Wednesday 8 April 2015

Book Review: Simon Vs. the Homo Sapian Agenda by Becky Albertalli

Timing can really effect your enjoyment of a book

Straight people should have to come out too. And the more awkward it is, the better. 


Simon Spier is sixteen and trying to work out who he is - and what he's looking for. But when one of his emails to the very distracting Blue falls into the wrong hands, things get all kinds of complicated. Because, for Simon, falling for Blue is a big deal . . . It's a holy freaking huge awesome deal.

This book mostly felt like a waste of my time, personally, not necessary yours. Simon trying to figure out who Blue is in real life goes to really dumb places, some that could have passed as notion but not even paragraphs should have been spent on the second guess. I want to give the author into trouble as though she was a toddler, I did even say "No, Bad writer" out loud.

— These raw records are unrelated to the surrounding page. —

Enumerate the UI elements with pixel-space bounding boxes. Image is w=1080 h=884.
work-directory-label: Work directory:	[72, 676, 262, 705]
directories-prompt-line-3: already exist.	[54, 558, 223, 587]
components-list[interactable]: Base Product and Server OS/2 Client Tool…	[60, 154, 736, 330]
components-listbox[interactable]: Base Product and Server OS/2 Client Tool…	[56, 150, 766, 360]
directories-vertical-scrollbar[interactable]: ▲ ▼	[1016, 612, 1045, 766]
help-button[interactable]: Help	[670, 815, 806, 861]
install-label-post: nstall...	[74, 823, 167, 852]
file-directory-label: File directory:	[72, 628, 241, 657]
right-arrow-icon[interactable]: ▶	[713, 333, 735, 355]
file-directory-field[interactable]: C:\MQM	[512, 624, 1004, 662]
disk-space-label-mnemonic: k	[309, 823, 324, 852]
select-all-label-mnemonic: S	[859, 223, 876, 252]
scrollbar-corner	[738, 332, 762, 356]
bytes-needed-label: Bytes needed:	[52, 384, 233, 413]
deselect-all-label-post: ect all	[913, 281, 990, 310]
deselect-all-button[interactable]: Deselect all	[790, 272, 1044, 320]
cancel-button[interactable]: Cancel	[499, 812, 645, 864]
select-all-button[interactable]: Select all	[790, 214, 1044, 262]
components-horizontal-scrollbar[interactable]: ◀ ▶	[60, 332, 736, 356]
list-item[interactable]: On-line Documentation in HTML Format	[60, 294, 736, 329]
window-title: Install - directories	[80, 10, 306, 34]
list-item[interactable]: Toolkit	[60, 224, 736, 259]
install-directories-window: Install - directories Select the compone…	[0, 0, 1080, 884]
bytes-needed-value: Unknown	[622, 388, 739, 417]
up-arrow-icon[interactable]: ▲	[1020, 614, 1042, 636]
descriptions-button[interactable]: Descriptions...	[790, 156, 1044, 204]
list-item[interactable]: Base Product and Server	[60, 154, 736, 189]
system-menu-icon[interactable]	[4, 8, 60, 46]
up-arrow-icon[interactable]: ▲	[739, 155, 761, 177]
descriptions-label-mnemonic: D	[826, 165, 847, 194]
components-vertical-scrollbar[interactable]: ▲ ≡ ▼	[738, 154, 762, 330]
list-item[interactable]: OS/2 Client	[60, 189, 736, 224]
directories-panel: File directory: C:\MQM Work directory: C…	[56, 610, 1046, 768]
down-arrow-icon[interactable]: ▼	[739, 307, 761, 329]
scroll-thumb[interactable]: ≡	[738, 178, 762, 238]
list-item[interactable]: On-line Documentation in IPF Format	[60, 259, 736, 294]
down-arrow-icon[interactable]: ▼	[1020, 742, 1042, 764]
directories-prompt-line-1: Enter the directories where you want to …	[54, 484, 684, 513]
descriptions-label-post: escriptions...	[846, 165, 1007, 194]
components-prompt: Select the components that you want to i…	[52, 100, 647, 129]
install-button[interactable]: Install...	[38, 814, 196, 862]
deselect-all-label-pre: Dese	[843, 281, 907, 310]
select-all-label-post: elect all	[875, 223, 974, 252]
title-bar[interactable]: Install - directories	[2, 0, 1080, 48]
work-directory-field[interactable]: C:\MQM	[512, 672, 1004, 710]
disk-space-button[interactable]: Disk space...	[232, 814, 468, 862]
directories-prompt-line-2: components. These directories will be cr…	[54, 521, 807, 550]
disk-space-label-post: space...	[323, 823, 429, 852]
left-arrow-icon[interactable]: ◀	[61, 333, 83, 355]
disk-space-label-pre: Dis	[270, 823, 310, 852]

I also just started wanting to nick pick this book so bad, for dumb stuff, like accurate American culture and morals. Also Simon is obsessed with Oreos and Oreos are disgusting and should be confined to the states. The title of this book came up in the book and I don't fucking get it. It's dumb. Congratulations you don't understand biology and the natural  want to fuck boys like a Homo Sapian should. (There is swearing in this which is a plus). It does however equal gays as being another species and with the LGBTQA+ history, thats is a terrible thing to do and coming from a Straight writer insenstive (she married, so straight passing and I can't remember if I got this as fact or not. She never talked about it). We are all Human Beings a.k.a Homo Sapians until we evolve into another one. So don't say something that impiles we not, especially don't call a book after that. Its the straights that say "No Homo" not us.

I also found the Pop-culture reference to be over-baring. The dog was called Bieber. Why would you do that, to a poor innocent creatures. Also the play thing is a bit weird and is isn't a play that's after the Christmas break bit odd or are American school like that, Winter break is always seen as the half cutting point of the year over here. Also why are the Soccer team randomly doing trials in the middle of the year? There seem to be a lot of stuff throw in without thought when it comes to the supporting characters.

Random drama pops up a lot. Especially, within Simon's girl friends (didn't go down the more interesting route). I've seen people praise the supporting characters but I found the things that went on them to have been unsatisfying endings. They just don't feel like real people or that Simon cares about his friends.

Also the bullying aspect was kinda dumb to have repeatedly, as Simon had no emotional reaction to it, out with the events. I think it was more for the development of other characters, and I personally find fault with books/media that uses someone else struggles to teach another character a lesson. Especially, when comes to minorities, even if it's not the main character. This definitely not the worst case, but the thing is that the character who develops is just an arse and did something terrible that's terrible no matter who does it.

I liked the email exchanges in this book and guess Simon and Blue's relationship. I think I would have prefer the whole book to be emails, well mostly, with the same ending.

Overall, I gave this book 3 out of 5 stars for a lack of understanding of Biology and History. I think the main problem is this book clashed with what I'm doing right now and almost grudge reading it right now instead of something with more plot which I guess is what I prefer when I have limited reading time.

Update: My rating is now 2/5 stars because my issues still stand at 13.9.16 and that title still annoys me and I can't get over how problematic it is. As 09.11.17, I still feel need rant about how bad this book is.

I got this book off NetGalley for Review and it's being published by Penguin yesterday (7th APRIL 2015) or it's been out since the start of April, books never seem to come out their expected published dates anymore.